The one that gets called is based on which one of these is the first responder, because that’s where the responder chain starts. (Which is another way of saying: the implementation that gets called is based on what thing has user focus.)

Both of these openInBrowser: commands are represented by the same KeyboardShortcut from the global keyboard shortcuts plist.

Not Magic

It may seem like NSApplication.shared.sendAction is doing something reserved for Apple that you couldn’t do, or couldn’t do easily.

But you could actually write this yourself. This simple version (which just checks nextResponder) has all the critical bits.

func sendAction(_ action: Selector, to target: Any?, from sender: Any?) -> Bool {
	var responder = NSApplication.shared.keyWindow?.firstResponder
	while responder != nil {
		if responder?.responds(to: action) ?? false {
			responder?.perform(action, with: sender)
			return true
		}
		responder = responder?.nextResponder
	}
	return false
}

Obviously we don’t have the source to NSApplication.shared.sendAction — but, at least in concept, that’s all it’s doing. (Minus the part where it checks some things after exhausting nextResponder.)

Summary

In a Mac app, how does the Edit menu‘s Copy command know what to do? It walks the responder chain: the first to claim that it responds to the copy: message then performs the copy: method.

You don’t have just one copy: method somewhere that has to figure out the context (figure out what has focus) and then do the right thing. Instead, you may have multiple copy: methods.

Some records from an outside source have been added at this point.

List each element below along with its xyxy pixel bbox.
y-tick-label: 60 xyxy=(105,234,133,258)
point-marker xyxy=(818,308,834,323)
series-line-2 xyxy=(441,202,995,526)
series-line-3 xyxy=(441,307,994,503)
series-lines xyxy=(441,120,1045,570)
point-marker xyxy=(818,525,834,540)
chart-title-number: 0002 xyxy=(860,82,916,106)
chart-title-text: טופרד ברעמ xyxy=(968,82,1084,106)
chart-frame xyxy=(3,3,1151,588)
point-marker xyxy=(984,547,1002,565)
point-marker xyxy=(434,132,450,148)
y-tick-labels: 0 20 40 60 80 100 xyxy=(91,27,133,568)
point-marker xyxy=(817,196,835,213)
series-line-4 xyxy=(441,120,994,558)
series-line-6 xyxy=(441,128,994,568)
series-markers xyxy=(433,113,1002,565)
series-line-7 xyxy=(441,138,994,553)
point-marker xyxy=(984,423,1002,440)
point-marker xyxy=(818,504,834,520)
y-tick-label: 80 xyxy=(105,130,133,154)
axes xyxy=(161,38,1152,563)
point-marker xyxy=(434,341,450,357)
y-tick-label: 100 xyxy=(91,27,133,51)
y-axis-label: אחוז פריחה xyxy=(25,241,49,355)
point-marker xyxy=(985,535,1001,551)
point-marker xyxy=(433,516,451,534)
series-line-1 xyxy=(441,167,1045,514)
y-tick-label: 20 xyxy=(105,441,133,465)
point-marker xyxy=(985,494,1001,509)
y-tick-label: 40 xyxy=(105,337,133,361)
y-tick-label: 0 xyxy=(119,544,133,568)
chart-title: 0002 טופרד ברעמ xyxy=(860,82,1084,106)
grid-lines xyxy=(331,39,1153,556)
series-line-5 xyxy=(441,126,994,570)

(This is much less of a thing on iOS. But when you go to use Marzipan with your iOS apps, there’s a good chance you’re going to need to know about this.)

The Copy command (and others) use the same pattern I’m using here, in other words.

It’s also worth thinking about how nibs and storyboards actually get loaded by your app. All the wired-up actions are, at some level, just strings — so the frameworks (UIKit and AppKit) use NSSelectorFromString to turn these strings into real messages.

Having an idea of how all this works under-the-hood is useful knowledge: it means you understand your app better. It also means that when you’re faced with something like implementing a keyboard shortcuts system, you’ll have the right tools for the job.

(Of course this isn’t the right tool for every job.)

PS Try this!

In Xcode, set a symbolic breakpoint for NSSelectorFromString. Make the Action a sound. Check the box next to “Automatically continue after evaluating actions” — this way it won’t actually stop.

Now launch your app. Even if you don’t ever use this, your app sure does!

And, for bonus points, also set a similar breakpoint for NSClassFromString. Give it a different sound.